For unknown reasons this otherwise chemosensitive disease has a tendency to recur with a vengeance. Attempts to control recurrent disease with second line therapies have characteristically been unsuccessful. Drug combinations that are generally quite active in the first line setting, are almost universally inactive in second line use.

As a result, recurrent small cell lung cancer is tantamount to a death sentence.

Two months ago, a slender woman arrived at Rational Therapeutics carrying a biopsy kit and a bottle filled with straw-colored fluid. She explained that her husband had recurrent small cell lung cancer and his surgeon had inserted a chest tube. He then provided us with both biopsy material and fluid. She went on to say that she herself was a laboratory scientist and was familiar with laboratory techniques.

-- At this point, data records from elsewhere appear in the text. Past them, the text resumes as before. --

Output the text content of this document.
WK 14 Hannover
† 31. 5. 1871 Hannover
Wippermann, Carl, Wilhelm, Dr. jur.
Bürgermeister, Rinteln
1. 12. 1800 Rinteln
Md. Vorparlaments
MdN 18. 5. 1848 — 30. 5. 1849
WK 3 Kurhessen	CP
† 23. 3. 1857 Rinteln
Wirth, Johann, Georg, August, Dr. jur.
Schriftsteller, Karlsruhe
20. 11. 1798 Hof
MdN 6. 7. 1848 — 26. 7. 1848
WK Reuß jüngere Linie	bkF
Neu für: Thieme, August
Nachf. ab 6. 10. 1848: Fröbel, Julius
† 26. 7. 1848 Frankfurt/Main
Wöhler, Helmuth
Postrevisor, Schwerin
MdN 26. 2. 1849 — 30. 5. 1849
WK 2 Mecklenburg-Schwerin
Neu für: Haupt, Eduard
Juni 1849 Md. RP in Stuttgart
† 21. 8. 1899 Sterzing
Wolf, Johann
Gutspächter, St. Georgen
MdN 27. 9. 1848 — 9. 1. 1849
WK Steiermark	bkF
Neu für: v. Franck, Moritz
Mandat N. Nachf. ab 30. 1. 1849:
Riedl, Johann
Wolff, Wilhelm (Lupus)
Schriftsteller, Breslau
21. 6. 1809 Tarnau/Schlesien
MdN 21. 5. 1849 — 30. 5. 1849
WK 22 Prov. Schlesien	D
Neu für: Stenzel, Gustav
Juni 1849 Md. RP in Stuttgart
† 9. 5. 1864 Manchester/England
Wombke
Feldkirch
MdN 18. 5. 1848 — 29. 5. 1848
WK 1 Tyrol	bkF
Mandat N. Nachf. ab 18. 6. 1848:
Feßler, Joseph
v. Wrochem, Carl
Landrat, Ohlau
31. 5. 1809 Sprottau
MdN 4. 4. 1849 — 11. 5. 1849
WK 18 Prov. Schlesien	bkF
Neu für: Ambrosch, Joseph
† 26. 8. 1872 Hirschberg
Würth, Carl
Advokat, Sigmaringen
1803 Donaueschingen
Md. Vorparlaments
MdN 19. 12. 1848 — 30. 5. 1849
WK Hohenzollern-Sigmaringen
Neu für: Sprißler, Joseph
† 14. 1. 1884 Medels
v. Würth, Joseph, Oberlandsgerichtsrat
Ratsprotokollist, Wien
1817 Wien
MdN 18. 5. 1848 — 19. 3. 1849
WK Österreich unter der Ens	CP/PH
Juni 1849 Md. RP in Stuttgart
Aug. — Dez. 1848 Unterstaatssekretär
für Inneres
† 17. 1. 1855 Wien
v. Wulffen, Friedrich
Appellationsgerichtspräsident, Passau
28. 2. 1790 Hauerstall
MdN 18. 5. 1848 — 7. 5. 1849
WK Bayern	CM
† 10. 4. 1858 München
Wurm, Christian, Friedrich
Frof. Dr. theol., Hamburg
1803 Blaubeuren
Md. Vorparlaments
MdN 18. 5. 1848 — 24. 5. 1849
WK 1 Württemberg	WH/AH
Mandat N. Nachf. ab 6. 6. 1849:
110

We processed the specimen, which provided amble cells for analysis. Not surprisingly, the tumor was resistant to many (most) of the drugs tested. However, the class of drugs known as alkylating agents revealed persistent activity. More importantly, the combination of an alkylating agent and topotican revealed activity and synergy.

Having published a paper on this topic several years ago, (Nagourney et al, British Journal of Cancer 2003) I was quite familiar with this combination. Referencing work by investigators at Yale University, using the combination of cytoxan and topotican, I provided my recommendation to a colleague who administered this combination with a very tolerable weekly dose schedule.

The patient responded immediately. So much so, that between cycle one and cycle two he took a vacation to San Diego with his wife.  Further response was documented following cycle two.  Most gratifying has been the very limited amount of toxicity in the treatment itself.